Have you ever wondered about a typical day for a case manager? Naturally, a case manager's daily responsibilities will vary depending on her employer or the population served. However, there are several key components of case management that remain similar. Here's a closer look:
Types of Case Management
Case managers might work in either healthcare or social services. Legal case management falls into the category of practicing law and will not be discussed here. Popular employment options for case mangers include
- Family services
- Work with disabled individuals
- Nursing case management
- Mental health case management
- Case management in education
- Geriatric care
- Rehabilitation services
Responsibilities of a Case Manager
A good case manager will be a people person. Case managers must be able to communicate well and also listen to clients. A case manager is an advocate and a mediator. Case managers need to be able to assimilate large amounts of information and help clients in making life decisions. On an average day, a case manager will spend time
- Meeting with clients
- Filling out paperwork
- Meeting with care teams
- Advocating for clients
- Creating or assisting in the creation of care plans
- Making home visits
A Case Manager's Typical Day
The variety of responsibilities carried by a case manager means that there may not be such a thing as a typical day in case management. Some days will be filled with meetings. Some meetings will be with coworkers or care providers. Other meetings will take place between the case manager and clients. Team meetings often include participation by clients, and these meetings often require mediation or advocacy by the case manager on behalf of the client.
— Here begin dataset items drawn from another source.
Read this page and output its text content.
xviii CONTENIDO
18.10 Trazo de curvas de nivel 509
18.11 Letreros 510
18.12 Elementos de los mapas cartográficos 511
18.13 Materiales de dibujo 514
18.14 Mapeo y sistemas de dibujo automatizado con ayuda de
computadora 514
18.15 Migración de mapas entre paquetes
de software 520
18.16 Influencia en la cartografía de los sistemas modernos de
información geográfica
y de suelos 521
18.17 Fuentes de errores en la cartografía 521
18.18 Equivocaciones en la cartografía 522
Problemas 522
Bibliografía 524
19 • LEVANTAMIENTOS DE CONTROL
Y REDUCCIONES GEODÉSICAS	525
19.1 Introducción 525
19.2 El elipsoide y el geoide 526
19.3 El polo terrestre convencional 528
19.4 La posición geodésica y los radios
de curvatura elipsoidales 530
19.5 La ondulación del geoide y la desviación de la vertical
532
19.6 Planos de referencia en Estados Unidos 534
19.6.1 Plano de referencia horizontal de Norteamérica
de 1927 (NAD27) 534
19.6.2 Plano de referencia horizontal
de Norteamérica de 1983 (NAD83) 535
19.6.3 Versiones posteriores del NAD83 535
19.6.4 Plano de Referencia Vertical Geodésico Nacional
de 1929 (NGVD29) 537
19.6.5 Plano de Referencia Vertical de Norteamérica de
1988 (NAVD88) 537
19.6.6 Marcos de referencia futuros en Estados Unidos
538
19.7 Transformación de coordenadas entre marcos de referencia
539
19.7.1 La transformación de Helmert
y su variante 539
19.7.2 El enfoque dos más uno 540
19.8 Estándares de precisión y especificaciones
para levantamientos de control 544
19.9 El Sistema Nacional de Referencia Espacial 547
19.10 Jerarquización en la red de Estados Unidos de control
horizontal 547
Paperwork, note compilation and data entry are also important aspects of case management. Government jobs have many specific requirements for documentation to be completed by case managers, and case managers who are licensed by the state must also meet certain specifications. Grant-funded case management often requires careful documentation as well, and careful note-taking is integral to providing the best possible service to clients.
Salaries for Case Managers
Most case managers have at least a bachelor's degree, and many also have completed master's programs. Depending on the type of case management they do, those in social services average an annual income between $53,000 and $69,000, according to the U.S. Bureau of Labor Statistics. Nurse case managers tend to earn more. Available jobs for case managers of any type are projected to grow at nearly double the average job-growth rate between now and 2022.
Case management requires much hard work and dedication. Case managers must be flexible and able to assimilate large amounts of information. If you enjoy helping others and finding resources to make life better for clients, you might enjoy the multifaceted work of case management. Now that you have a clearer understanding of a typical day for a case manager, you are better equipped to decide if this career is for you.